1.2.08

1983-Visa de tourisme

Je me souviens de N'djamena. Je me souviens d'avoir aimé ce nom avant même d'y être arrivée. Je me souviens de la traversée du fleuve Chari, des hippopotames immobiles, et des petits jardins sur les berges.
Je me souviens d'une ville assoupie et pourtant aux aguets, en cette année 83, l'une des innombrables années houleuses du Tchad. L'harmattan avait soufflé, et ce vent ocre feutrait les rues de sables. Des camions, très hauts sur roues, passaient avec un roulement étouffé, et sur leur plateaux, les militaires tchadiens dans leur ample vêtement-était-ce des boubous?-avaient l'air d'une armée de terre cuite.
Une nuit, notre voiture s'étant égarée trop près de la résidence présidentielle, nous fûmes arrêtés par de très jeunes gardes, ivres tout autant de haschich que de peur. J'ai vu l'oeil de la mitraillette, et comme souvent, quand je suis aux prises avec une émotion tranchante, je fus très calme, très blonde et très jeune fille de bonne famille. Cela laissa à mon compagnon le temps de sortir une carte de presse, et, en ces temps de déploiements de forces française, ce papier barré de tricolore apaisa tout le monde.
Parce que je fus peut-être la seule à entrer ce mois-là avec un visa de tourisme, je me pris facilement pour une héroïne, et je marchais la tête haute et l'oeil profond. Mais les seuls bruits de tirs que j'entendis vinrent du cinéma en plein air. A l'oreille, le James Bond en question tira ce jour là l'équivalent du budget cartouches de tous les militaires présents. Les sentinelles à l'entrée ne bronchèrent pas.
Je me souviens de la beauté du ciel, et de celle des petits vendeurs d'essence de contrebande, qui veillaient sur leur étals de bouteilles de toutes couleurs et de toutes contenance. Le soleil passait au travers et faisait flamber les verts, les bronzes et les jaunes byzantins. Les moteurs flambaient aussi très bien, d'ailleurs.

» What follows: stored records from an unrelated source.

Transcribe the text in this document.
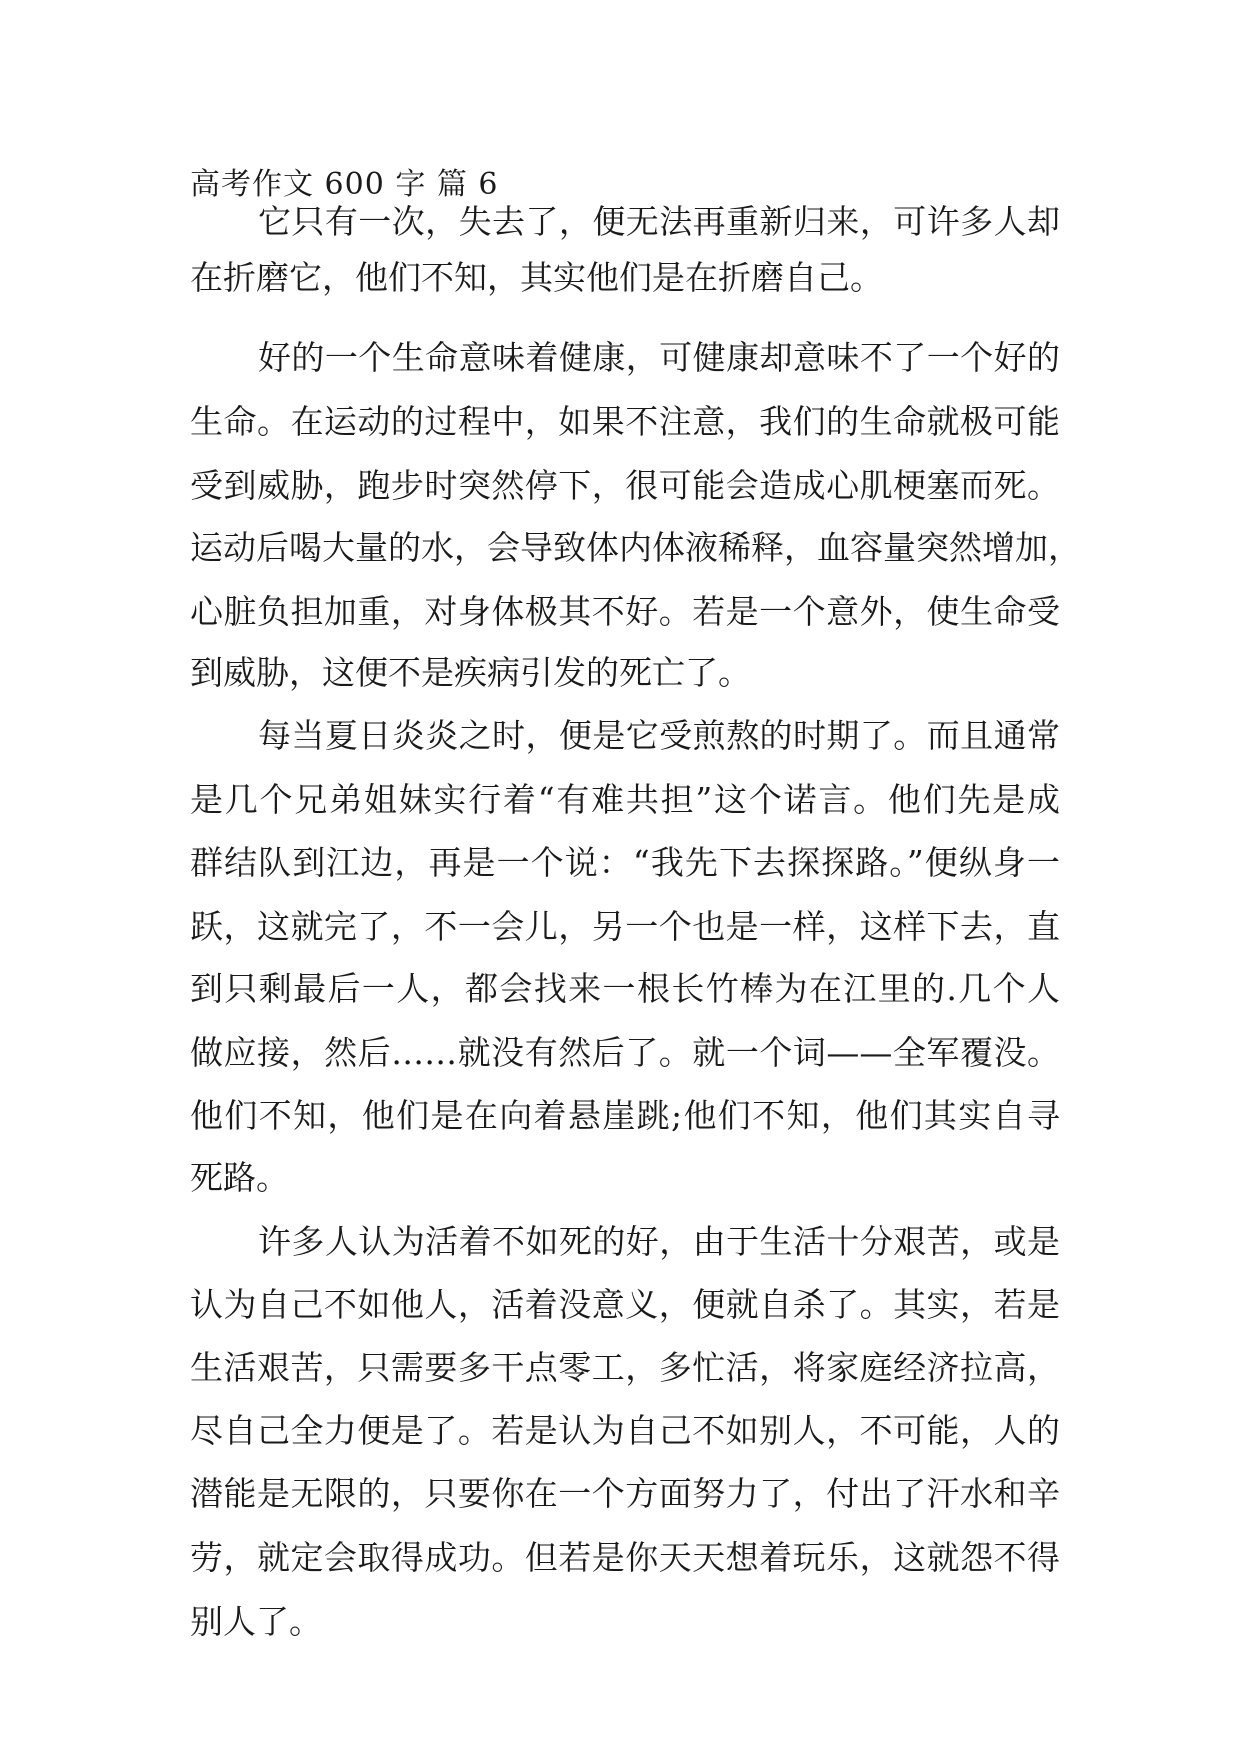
高考作文 600 字 篇 6
它只有一次，失去了，便无法再重新归来，可许多人却
在折磨它，他们不知，其实他们是在折磨自己。
好的一个生命意味着健康，可健康却意味不了一个好的
生命。在运动的过程中，如果不注意，我们的生命就极可能
受到威胁，跑步时突然停下，很可能会造成心肌梗塞而死。
运动后喝大量的水，会导致体内体液稀释，血容量突然增加，
心脏负担加重，对身体极其不好。若是一个意外，使生命受
到威胁，这便不是疾病引发的死亡了。
每当夏日炎炎之时，便是它受煎熬的时期了。而且通常
是几个兄弟姐妹实行着“有难共担”这个诺言。他们先是成
群结队到江边，再是一个说：“我先下去探探路。”便纵身一
跃，这就完了，不一会儿，另一个也是一样，这样下去，直
到只剩最后一人，都会找来一根长竹棒为在江里的.几个人
做应接，然后……就没有然后了。就一个词——全军覆没。
他们不知，他们是在向着悬崖跳;他们不知，他们其实自寻
死路。
许多人认为活着不如死的好，由于生活十分艰苦，或是
认为自己不如他人，活着没意义，便就自杀了。其实，若是
生活艰苦，只需要多干点零工，多忙活，将家庭经济拉高，
尽自己全力便是了。若是认为自己不如别人，不可能，人的
潜能是无限的，只要你在一个方面努力了，付出了汗水和辛
劳，就定会取得成功。但若是你天天想着玩乐，这就怨不得
别人了。
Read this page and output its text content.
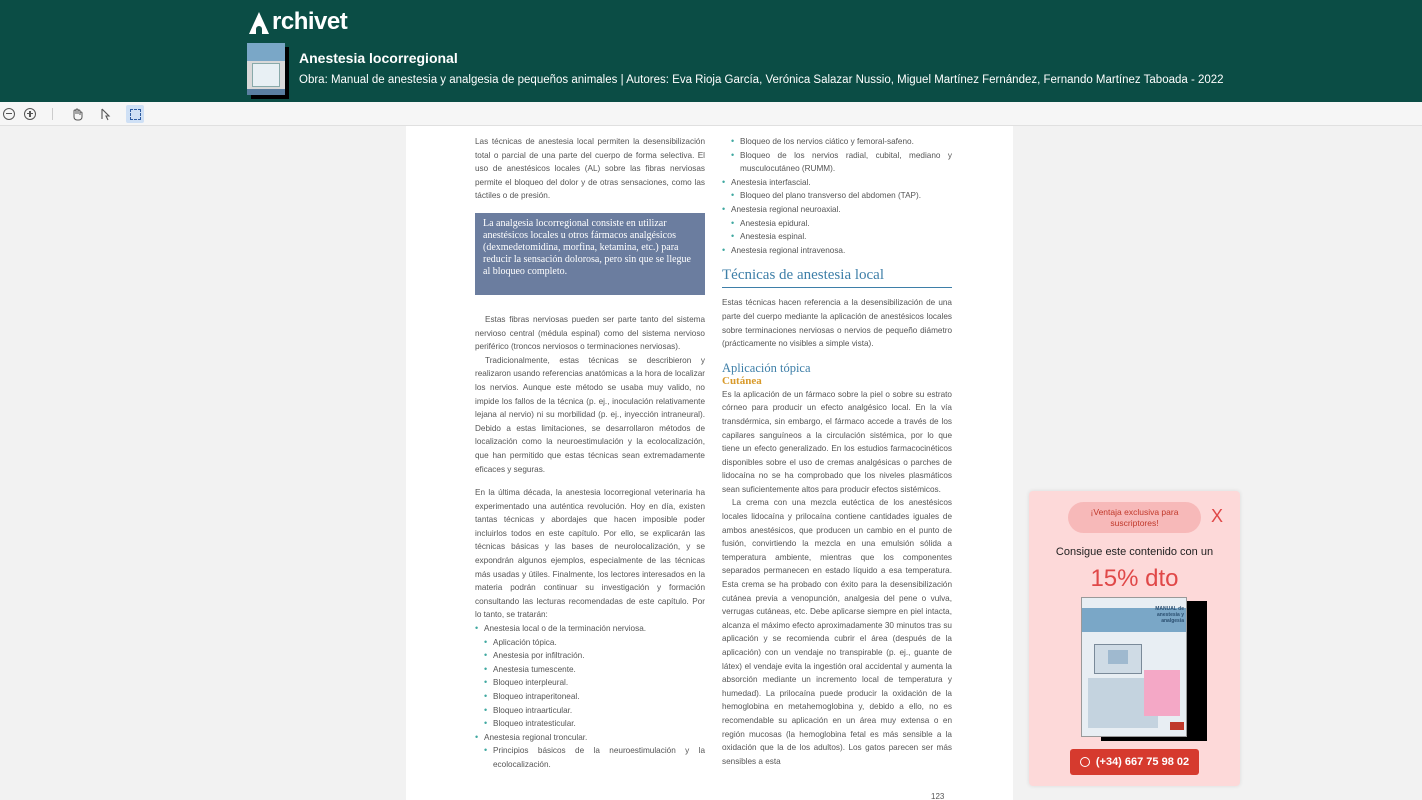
rchivet
Anestesia locorregional
Obra: Manual de anestesia y analgesia de pequeños animales | Autores: Eva Rioja García, Verónica Salazar Nussio, Miguel Martínez Fernández, Fernando Martínez Taboada - 2022
Las técnicas de anestesia local permiten la desensibilización total o parcial de una parte del cuerpo de forma selectiva. El uso de anestésicos locales (AL) sobre las fibras nerviosas permite el bloqueo del dolor y de otras sensaciones, como las táctiles o de presión.
La analgesia locorregional consiste en utilizar anestésicos locales u otros fármacos analgésicos (dexmedetomidina, morfina, ketamina, etc.) para reducir la sensación dolorosa, pero sin que se llegue al bloqueo completo.
Estas fibras nerviosas pueden ser parte tanto del sistema nervioso central (médula espinal) como del sistema nervioso periférico (troncos nerviosos o terminaciones nerviosas).
Tradicionalmente, estas técnicas se describieron y realizaron usando referencias anatómicas a la hora de localizar los nervios. Aunque este método se usaba muy valido, no impide los fallos de la técnica (p. ej., inoculación relativamente lejana al nervio) ni su morbilidad (p. ej., inyección intraneural). Debido a estas limitaciones, se desarrollaron métodos de localización como la neuroestimulación y la ecolocalización, que han permitido que estas técnicas sean extremadamente eficaces y seguras.
En la última década, la anestesia locorregional veterinaria ha experimentado una auténtica revolución. Hoy en día, existen tantas técnicas y abordajes que hacen imposible poder incluirlos todos en este capítulo. Por ello, se explicarán las técnicas básicas y las bases de neurolocalización, y se expondrán algunos ejemplos, especialmente de las técnicas más usadas y útiles. Finalmente, los lectores interesados en la materia podrán continuar su investigación y formación consultando las lecturas recomendadas de este capítulo. Por lo tanto, se tratarán:
• Anestesia local o de la terminación nerviosa.
• Aplicación tópica.
• Anestesia por infiltración.
• Anestesia tumescente.
• Bloqueo interpleural.
• Bloqueo intraperitoneal.
• Bloqueo intraarticular.
• Bloqueo intratesticular.
• Anestesia regional troncular.
• Principios básicos de la neuroestimulación y la ecolocalización.
• Bloqueo de los nervios ciático y femoral-safeno.
• Bloqueo de los nervios radial, cubital, mediano y musculocutáneo (RUMM).
• Anestesia interfascial.
• Bloqueo del plano transverso del abdomen (TAP).
• Anestesia regional neuroaxial.
• Anestesia epidural.
• Anestesia espinal.
• Anestesia regional intravenosa.
Técnicas de anestesia local
Estas técnicas hacen referencia a la desensibilización de una parte del cuerpo mediante la aplicación de anestésicos locales sobre terminaciones nerviosas o nervios de pequeño diámetro (prácticamente no visibles a simple vista).
Aplicación tópica
Cutánea
Es la aplicación de un fármaco sobre la piel o sobre su estrato córneo para producir un efecto analgésico local. En la vía transdérmica, sin embargo, el fármaco accede a través de los capilares sanguíneos a la circulación sistémica, por lo que tiene un efecto generalizado. En los estudios farmacocinéticos disponibles sobre el uso de cremas analgésicas o parches de lidocaína no se ha comprobado que los niveles plasmáticos sean suficientemente altos para producir efectos sistémicos.
La crema con una mezcla eutéctica de los anestésicos locales lidocaína y prilocaína contiene cantidades iguales de ambos anestésicos, que producen un cambio en el punto de fusión, convirtiendo la mezcla en una emulsión sólida a temperatura ambiente, mientras que los componentes separados permanecen en estado líquido a esa temperatura. Esta crema se ha probado con éxito para la desensibilización cutánea previa a venopunción, analgesia del pene o vulva, verrugas cutáneas, etc. Debe aplicarse siempre en piel intacta, alcanza el máximo efecto aproximadamente 30 minutos tras su aplicación y se recomienda cubrir el área (después de la aplicación) con un vendaje no transpirable (p. ej., guante de látex) el vendaje evita la ingestión oral accidental y aumenta la absorción mediante un incremento local de temperatura y humedad). La prilocaína puede producir la oxidación de la hemoglobina en metahemoglobina y, debido a ello, no es recomendable su aplicación en un área muy extensa o en región mucosas (la hemoglobina fetal es más sensible a la oxidación que la de los adultos). Los gatos parecen ser más sensibles a esta
123
¡Ventaja exclusiva para suscriptores!	X
Consigue este contenido con un
15% dto
MANUAL de anestesia y analgesia
(+34) 667 75 98 02
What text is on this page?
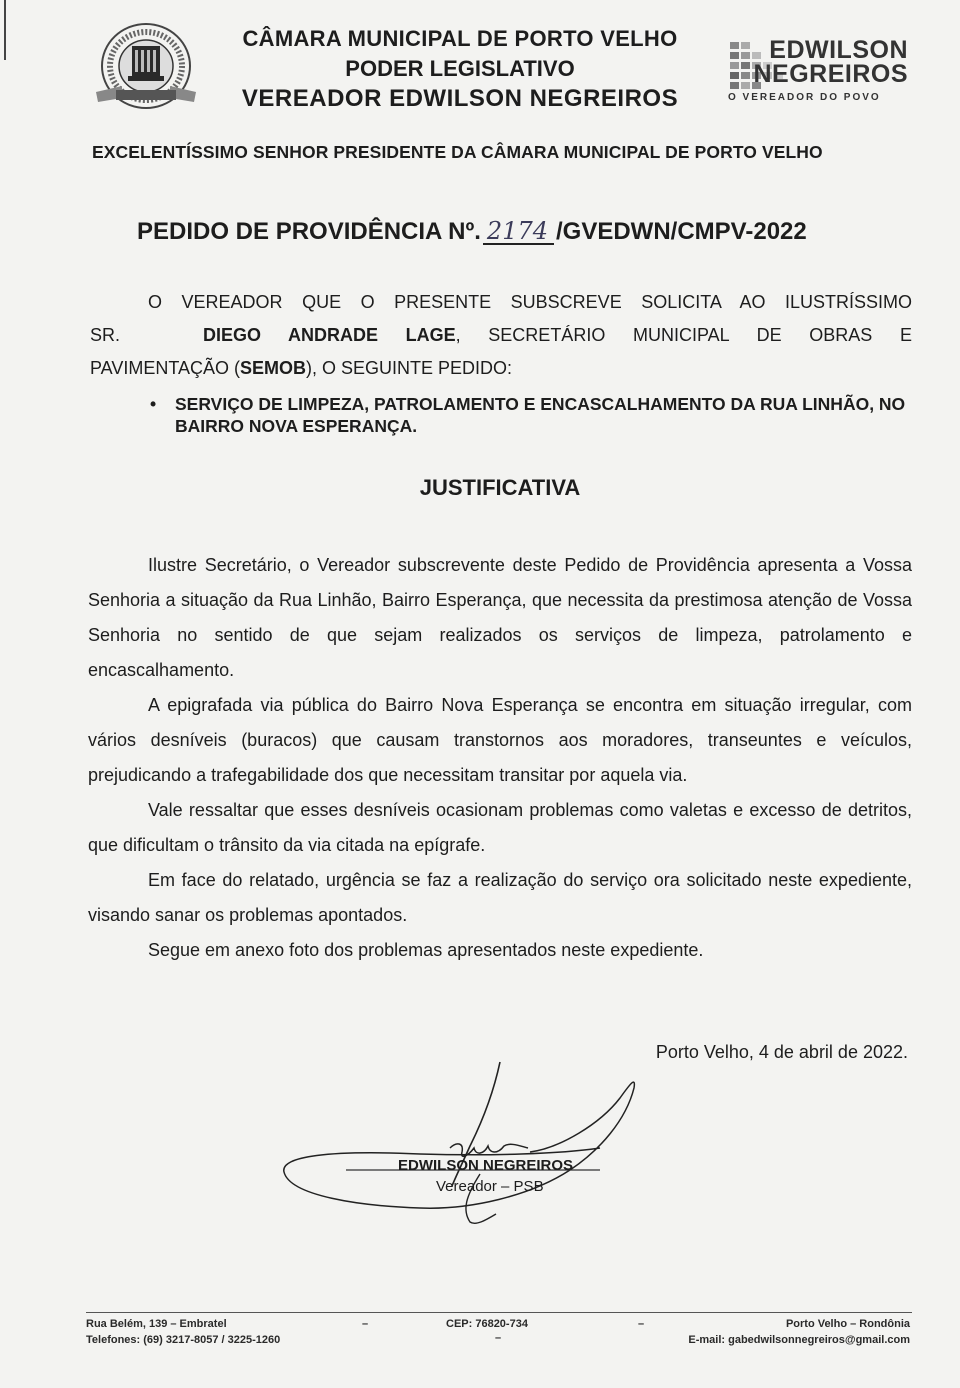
CÂMARA MUNICIPAL DE PORTO VELHO
PODER LEGISLATIVO
VEREADOR EDWILSON NEGREIROS
EDWILSON
NEGREIROS
O VEREADOR DO POVO
EXCELENTÍSSIMO SENHOR PRESIDENTE DA CÂMARA MUNICIPAL DE PORTO VELHO
PEDIDO DE PROVIDÊNCIA Nº. 2174 /GVEDWN/CMPV-2022

O VEREADOR QUE O PRESENTE SUBSCREVE SOLICITA AO ILUSTRÍSSIMO

SR.	DIEGO ANDRADE LAGE, SECRETÁRIO MUNICIPAL DE OBRAS E

PAVIMENTAÇÃO (SEMOB), O SEGUINTE PEDIDO:

• SERVIÇO DE LIMPEZA, PATROLAMENTO E ENCASCALHAMENTO DA RUA LINHÃO, NO BAIRRO NOVA ESPERANÇA.
JUSTIFICATIVA

Ilustre Secretário, o Vereador subscrevente deste Pedido de Providência apresenta a Vossa Senhoria a situação da Rua Linhão, Bairro Esperança, que necessita da prestimosa atenção de Vossa Senhoria no sentido de que sejam realizados os serviços de limpeza, patrolamento e encascalhamento.

A epigrafada via pública do Bairro Nova Esperança se encontra em situação irregular, com vários desníveis (buracos) que causam transtornos aos moradores, transeuntes e veículos, prejudicando a trafegabilidade dos que necessitam transitar por aquela via.

Vale ressaltar que esses desníveis ocasionam problemas como valetas e excesso de detritos, que dificultam o trânsito da via citada na epígrafe.

Em face do relatado, urgência se faz a realização do serviço ora solicitado neste expediente, visando sanar os problemas apontados.

Segue em anexo foto dos problemas apresentados neste expediente.

Porto Velho, 4 de abril de 2022.
EDWILSON NEGREIROS
Vereador – PSB
Rua Belém, 139 – Embratel
Telefones: (69) 3217-8057 / 3225-1260
–	CEP: 76820-734
–
–	Porto Velho – Rondônia
E-mail: gabedwilsonnegreiros@gmail.com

Je me souviens avoir profondément, viscéralement aimé cette ville en partie détruite et m'être promis d'y retourner. Je l'ai quittée à l'aube dans un Transall vide qui, avant d'aller chercher du matériel au Cameroun, s'offrit-m'offrit?- une reconnaissance à basse altitude au dessus de la savane, au dessus des girafes et des éléphants.

Bien entendu, je n'y suis jamais retournée. Curieusement, l'épopée des zozos de Zoé au Tchad n'a pas vraiment réveillé ma mémoire. Mais il aura suffi que je lise ces jours-ci, l'expression "rebelles tchadiens" pour retrouver le gout de la Gala sur ma langue. Douceur et amertume.

6 commentaires:

Yves a dit…

Bière locale ou bière belge ?

anita a dit…

A l'époque, c'était ,avec le coton, la seule industrie locale qui restait debout.

Fauvette a dit…

Eh bien aujourd'hui à N'Djamena cela chauffe !
J'aime ton billet.

Tippie a dit…

Bonjour 'voisine' !
Un jour de retard... Je suis impardonnable ! Tu en parlais sur mon blog, c'était hier "l'anniversaire" du tien. Alors, joyeux blogie-anniversaire et encore tout plein d'années a ne pas pêcher les baleines !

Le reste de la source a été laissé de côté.